楓と美保は顔を腫らしながら殴り合うと縺れ合いながらクリンチして試合が止まった。
楓:ハア、ハア、私のパンチを受けても立ってるなんて並みの精神力じゃないわね。
美保:ハア、ハア、ハア、この私がここまで殴られるなんて・・・、
相手の息遣いを感じながらびっしょりと汗をかいた体で抱き合う楓と美保。
『ファイト』
レフリーの指示で一旦離れてから試合が再開された。
ここにきて技術の差が出てきたのか美保は明らかに疲労の色が濃くなり、前に出れなくなってきた。
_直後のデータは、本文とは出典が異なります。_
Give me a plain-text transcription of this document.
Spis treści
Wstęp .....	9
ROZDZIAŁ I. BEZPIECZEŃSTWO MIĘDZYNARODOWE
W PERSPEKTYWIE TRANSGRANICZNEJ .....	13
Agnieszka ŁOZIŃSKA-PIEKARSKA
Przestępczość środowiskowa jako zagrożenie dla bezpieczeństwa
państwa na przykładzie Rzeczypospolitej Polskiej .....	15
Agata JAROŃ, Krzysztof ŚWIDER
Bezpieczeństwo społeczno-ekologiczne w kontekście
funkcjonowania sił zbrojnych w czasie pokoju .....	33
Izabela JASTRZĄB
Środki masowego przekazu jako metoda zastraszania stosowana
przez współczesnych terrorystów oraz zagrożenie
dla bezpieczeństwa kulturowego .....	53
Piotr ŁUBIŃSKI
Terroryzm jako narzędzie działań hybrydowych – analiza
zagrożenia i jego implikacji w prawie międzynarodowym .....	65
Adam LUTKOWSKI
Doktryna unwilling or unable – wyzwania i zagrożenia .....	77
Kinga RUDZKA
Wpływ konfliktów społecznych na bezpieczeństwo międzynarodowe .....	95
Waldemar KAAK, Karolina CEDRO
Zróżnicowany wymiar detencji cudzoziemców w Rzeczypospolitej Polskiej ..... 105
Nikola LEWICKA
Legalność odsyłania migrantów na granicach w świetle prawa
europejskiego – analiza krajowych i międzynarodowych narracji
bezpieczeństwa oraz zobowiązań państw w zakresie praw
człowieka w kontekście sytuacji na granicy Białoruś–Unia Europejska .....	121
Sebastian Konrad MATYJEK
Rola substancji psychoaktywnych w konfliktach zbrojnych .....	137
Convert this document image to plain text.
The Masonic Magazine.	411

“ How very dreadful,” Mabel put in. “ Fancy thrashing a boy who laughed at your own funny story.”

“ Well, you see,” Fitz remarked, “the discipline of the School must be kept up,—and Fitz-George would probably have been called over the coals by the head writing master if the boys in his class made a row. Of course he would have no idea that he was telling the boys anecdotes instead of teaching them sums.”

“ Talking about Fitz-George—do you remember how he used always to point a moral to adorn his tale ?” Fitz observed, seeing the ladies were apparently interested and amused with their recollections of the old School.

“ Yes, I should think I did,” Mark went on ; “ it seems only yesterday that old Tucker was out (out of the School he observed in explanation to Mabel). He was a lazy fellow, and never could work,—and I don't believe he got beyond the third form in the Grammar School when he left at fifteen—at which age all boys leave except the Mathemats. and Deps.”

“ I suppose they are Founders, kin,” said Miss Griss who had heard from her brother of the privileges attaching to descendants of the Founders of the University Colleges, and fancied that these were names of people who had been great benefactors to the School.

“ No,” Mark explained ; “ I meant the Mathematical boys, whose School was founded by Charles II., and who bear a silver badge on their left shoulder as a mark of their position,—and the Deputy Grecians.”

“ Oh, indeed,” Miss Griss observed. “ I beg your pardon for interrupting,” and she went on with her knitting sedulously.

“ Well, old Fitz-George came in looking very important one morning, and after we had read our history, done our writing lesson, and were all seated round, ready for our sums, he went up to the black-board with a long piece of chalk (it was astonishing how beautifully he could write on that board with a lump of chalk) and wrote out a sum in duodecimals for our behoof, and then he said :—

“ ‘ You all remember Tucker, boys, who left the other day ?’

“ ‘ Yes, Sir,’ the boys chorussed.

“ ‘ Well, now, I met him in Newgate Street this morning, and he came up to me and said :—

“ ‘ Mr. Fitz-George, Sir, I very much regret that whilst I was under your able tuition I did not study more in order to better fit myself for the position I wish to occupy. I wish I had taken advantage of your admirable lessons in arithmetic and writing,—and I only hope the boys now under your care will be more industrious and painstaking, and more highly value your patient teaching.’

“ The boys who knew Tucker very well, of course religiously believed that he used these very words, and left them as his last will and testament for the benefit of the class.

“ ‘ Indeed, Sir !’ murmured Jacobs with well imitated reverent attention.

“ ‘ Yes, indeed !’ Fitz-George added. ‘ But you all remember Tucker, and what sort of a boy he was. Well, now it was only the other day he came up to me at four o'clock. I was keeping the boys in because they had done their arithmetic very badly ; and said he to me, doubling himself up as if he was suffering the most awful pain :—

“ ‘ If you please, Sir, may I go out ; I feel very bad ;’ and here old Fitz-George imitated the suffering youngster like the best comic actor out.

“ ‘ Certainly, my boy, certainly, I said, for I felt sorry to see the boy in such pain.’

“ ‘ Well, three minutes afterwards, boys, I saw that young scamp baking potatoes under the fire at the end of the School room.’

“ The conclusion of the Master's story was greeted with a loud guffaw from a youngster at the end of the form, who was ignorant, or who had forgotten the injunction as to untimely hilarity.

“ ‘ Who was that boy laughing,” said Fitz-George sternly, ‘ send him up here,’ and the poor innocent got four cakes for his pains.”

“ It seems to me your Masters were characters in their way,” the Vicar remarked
試合を優位に進めている楓もそれほどの余裕は無く、どう攻めようか思案している。
楓は美保のガードの隙を見つけるとミドルキックを打っていった。
バシィ、
美保:あうぅぅ、
楓の重たいミドルキックを喰らった美保は体をくの字に折り曲げて表情を歪めている。
楓は動きが止まった美保の側頭部にハイキックを打っていくと美保は辛うじてガードが間に合ったもののガードの上からでも威力のあるハイキックにふらついている。
楓は更にボディにパンチを打ち込んでいった。
ボシュ、
美保:おええぇぇ~~、
がら空きのボディを殴られて嗚咽を漏らす美保。
楓は美保にパンチを打ってロープ際まで追い込むと逃げ場を無くしていく。
楓はグロッキーな状態の美保のボディに膝蹴りを叩き込んだ。
ボシュュュ~~、
楓の膝蹴りが美保の内臓を抉ると美保はは目を見開いて膝から崩れ落ちた。
倒れた美保は起き上がる事も出来ずに声を上げる事もなく、口から胃液のような黄色い液体を吐き出している。
レフリーはそれを見てゴングを要請した。
『カーンカーンカーン』
楓は手応え十分でゴングが鳴るとコーナーに登ると両腕を突き上げて観客にアピールしている。
『勝者:蒼野楓』
1回戦を無事突破したランキング2位の楓は試合終了後も中々立ち上がれない美保を尻目に準決勝に備えて足早に控室へと引き上げた。
敗れた美保は試合開始から楓の激しい打撃を受け続けて相当体にダメージがあるようで、立ち上がれず担架で運ばれたが、不利な状況でも戦い続けた姿勢を観客は拍手を送って称賛しており、グラドルのレジェンドの意地は見せた。